Le projet s’articulera donc sur 4 priorités “sa colonne vertébrale” , a expliqué Agnès Buzyn : la prévention et la promotion de la santé tout au long de la vie ; la lutte contre les inégalités sociales et territoriales d’accès avec une attention particulière pour les publics précaires et les enfants ; la nécessité d’accroitre la pertinence et la qualité des soins et enfin, l’innovation, qui doit être mieux accompagnée et sélectionnée très tôt.

 

Une approche centrée sur les besoins des patients

De fait, en octobre et novembre prochain, une concertation réunira sous l’égide du ministère, les principaux représentants du secteur de la santé, des élus et des représentants des usagers. Ils seront invités à se prononcer et à enrichir le projet déterminé par le bilan du HCSP qui, tout en soulignant nos points forts que sont le niveau de notre espérance de vie et le haut niveau de compétences de ses professionnels, a pointé nos faiblesses. Il en va ainsi de la hausse des maladies chroniques, qui touchent actuellement 15 millions de personnes et en impacteront 20 millions d’ici 2020 ou encore du poids “majeur” des “hospitalisations ponctuelles” premier poste de dépenses de l’assurance maladie, en croissance de 2,4 % entre 2012 et 2015. Ou encore des inégalités de santé. Le HCSP a encouragé les dirigeants à “sortir du tout hôpital” et à renforcer la place des soins ambulatoires et des soins de premier recours, pour mieux concilier proximité et qualité des parcours de soins.

Ce lundi, Agnès Buzyn a montré comment : en passant d’une approche “en silo” à une approche centrée sur les besoins des patients, avec des parcours organisés au niveau du territoire. Par ailleurs, dans cette optique, un plan d’accès aux soins doit être présenté par la ministre, en octobre prochain.

 

“L’efficience est une nécessité”

Le sujet de la pertinence et de la qualité des soins promet d’être plus conflictuel, puisque la ministre demande qu’une réflexion soit menée sur l’évolution de la tarification à l’activité, qui prenne davantage en compte les parcours, la qualité et la pertinence des soins et des actes.

 

“Il faut valoriser la bonne médecine” (Stratégie nationale de santé d’Agnès Buzyn) from Global Media Sante on Vimeo.

 

Nous devons accroître la pertinence et la qualité des soins, a-t-elle déclaré.
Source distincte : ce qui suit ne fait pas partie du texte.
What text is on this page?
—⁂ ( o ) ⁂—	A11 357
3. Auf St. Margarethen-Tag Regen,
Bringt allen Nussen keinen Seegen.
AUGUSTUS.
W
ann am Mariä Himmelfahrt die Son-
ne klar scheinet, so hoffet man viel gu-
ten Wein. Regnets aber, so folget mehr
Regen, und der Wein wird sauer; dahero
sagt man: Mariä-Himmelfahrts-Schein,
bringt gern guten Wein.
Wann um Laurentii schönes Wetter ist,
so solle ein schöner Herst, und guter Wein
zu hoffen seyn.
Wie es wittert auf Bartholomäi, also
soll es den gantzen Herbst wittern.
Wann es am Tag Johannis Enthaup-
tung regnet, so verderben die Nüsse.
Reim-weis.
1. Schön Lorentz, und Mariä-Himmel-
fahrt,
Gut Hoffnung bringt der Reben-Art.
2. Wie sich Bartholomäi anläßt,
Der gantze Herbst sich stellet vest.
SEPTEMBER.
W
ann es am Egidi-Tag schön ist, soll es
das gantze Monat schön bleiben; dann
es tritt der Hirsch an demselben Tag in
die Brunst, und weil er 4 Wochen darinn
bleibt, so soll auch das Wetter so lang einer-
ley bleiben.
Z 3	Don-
L’efficience est une nécessité pour assurer la soutenabilité des dépenses de santé” . Le prochain projet de loi de financement de la sécurité sociale 2018, qui s’inspire des propositions de la CNAM à cet égard, pourra apporter des premiers éléments de réponses a-t-elle informé. La pertinence des soins, est un “enjeu majeur, qui favorise la bonne médecine, c’est un travail de longue haleine qui doit être conduit entre pairs. Il s’agit de promouvoir un parcours optimal, coordonné, fluide, sans doublons, favorisant la prévention” .

 

“Tout passera par la négociation et la concertation”

Le comparatif de pratiques d’un territoire à l’autre, qui permettrait de détecter l’hétérogénéité des pratiques, “ce qui n’est pas de la médecine normative” , pourrait être un moyen. Ces travaux pourraient être “pris en compte par les professionnels, dans un travail d’harmonisation des pratiques et des parcours de soins, valorisé financièrement au forfait ou au parcours” . Pour la ministre, il ne faut négliger aucun outil. Un amendement peut être ajouté à l’ACIP (Accord cadre interprofessionnel), qui doit être prochainement être renégocié, a-t-elle suggéré, mais des éléments de pertinence et de qualité peuvent aussi figurer dans la ROSP, après consultation de la Haute autorité de santé. Bref, pour Agnès Buzyn, “tout passera par la négociation et la concertation. Il faut que les professionnels s’emparent de tous les outils pour organiser, simplifier et fluidifier les parcours” .

En novembre, une consultation publique sera organisée. La Conférence nationale de Santé, le Haut conseil de la Santé publique seront consultés et le projet sera mis en ligne, pour que les Français s’en emparent et apportent leurs contributions.

Le cycle de consultation se terminera, en décembre prochain, par la tenue d’un Comité interministériel sous l’égide du Premier ministre, afin d’acter le contenu de la SNS, qui sera ensuite, comme le veut la loi de Santé, promulguée sous forme de décret.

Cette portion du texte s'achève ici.